Le Tribunal administratif de La Réunion a rejeté la requête de Mme A..., accompagnante d'élèves en situation de handicap (AESH), qui demandait le versement de l'indemnité de sujétions pour service en REP+ de 2015 à 2022. La requête a été jugée manifestement irrecevable car elle n'avait pas été précédée de la médiation préalable obligatoire prévue par l'article L. 213-11 du code de justice administrative et le décret n° 2022-433 du 25 mars 2022. La tentative de médiation, effectuée après l'introduction de la requête, ne pouvait régulariser la procédure.

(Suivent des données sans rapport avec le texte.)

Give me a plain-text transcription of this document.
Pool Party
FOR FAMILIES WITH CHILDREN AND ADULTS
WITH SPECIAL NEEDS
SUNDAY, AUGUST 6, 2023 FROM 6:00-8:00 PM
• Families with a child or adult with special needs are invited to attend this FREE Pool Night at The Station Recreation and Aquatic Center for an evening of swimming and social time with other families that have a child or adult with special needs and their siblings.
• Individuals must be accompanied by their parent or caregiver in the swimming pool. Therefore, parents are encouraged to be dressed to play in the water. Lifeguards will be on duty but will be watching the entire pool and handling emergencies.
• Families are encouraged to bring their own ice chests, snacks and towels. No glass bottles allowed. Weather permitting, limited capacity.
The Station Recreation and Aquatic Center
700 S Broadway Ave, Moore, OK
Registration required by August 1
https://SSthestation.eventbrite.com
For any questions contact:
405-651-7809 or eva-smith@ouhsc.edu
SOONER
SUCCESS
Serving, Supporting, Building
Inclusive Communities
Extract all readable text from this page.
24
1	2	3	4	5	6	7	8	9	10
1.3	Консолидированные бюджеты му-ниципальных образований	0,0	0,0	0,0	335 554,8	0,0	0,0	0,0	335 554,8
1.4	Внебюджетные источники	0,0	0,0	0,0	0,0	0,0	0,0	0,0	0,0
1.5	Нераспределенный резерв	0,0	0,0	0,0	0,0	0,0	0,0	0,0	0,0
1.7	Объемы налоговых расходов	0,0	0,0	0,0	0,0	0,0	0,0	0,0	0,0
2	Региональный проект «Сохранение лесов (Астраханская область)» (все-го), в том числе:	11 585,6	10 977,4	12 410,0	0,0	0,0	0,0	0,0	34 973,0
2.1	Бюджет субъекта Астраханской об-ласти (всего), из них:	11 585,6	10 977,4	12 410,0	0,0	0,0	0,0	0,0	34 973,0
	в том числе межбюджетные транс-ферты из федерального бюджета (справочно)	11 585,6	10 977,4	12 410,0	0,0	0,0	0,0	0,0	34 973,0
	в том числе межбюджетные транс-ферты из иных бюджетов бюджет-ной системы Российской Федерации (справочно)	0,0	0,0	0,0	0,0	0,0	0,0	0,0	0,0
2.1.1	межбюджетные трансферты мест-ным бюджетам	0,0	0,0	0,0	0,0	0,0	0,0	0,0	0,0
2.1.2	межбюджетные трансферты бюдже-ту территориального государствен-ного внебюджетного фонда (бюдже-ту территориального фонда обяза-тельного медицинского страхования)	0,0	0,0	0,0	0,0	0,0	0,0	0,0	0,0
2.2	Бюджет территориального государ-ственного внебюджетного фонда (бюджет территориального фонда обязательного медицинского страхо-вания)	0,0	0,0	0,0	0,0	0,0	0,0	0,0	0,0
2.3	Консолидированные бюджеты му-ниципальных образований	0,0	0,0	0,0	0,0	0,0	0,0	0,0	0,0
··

En conséquence, le dossier a été transmis au médiateur académique compétent.
Le Tribunal Administratif de La Réunion a été saisi par la société SODIAC d’une demande de condamnation de la commune de Saint-Denis à lui verser 286 118 euros, en exécution d’un traité de concession d’aménagement et d’un protocole de clôture, ou subsidiairement sur le fondement de la responsabilité quasi-contractuelle ou quasi-délictuelle. La société soutenait que la commune devait la garantir du préjudice résultant d’une condamnation prononcée à son encontre par la cour d’appel de Saint-Denis. La commune a opposé la tardiveté du recours et contesté le bien-fondé des demandes, arguant que la garantie contractuelle ne couvrait pas ce type de litige. Le tribunal a relevé d’office que la demande de sursis à statuer de la commune était devenue sans objet, l’affaire connexe étant également appelée à l’audience. La solution retenue par le tribunal n’est pas explicitée dans l’extrait fourni, mais l’affaire a été examinée au regard des stipulations contractuelles et des principes de la responsabilité administrative.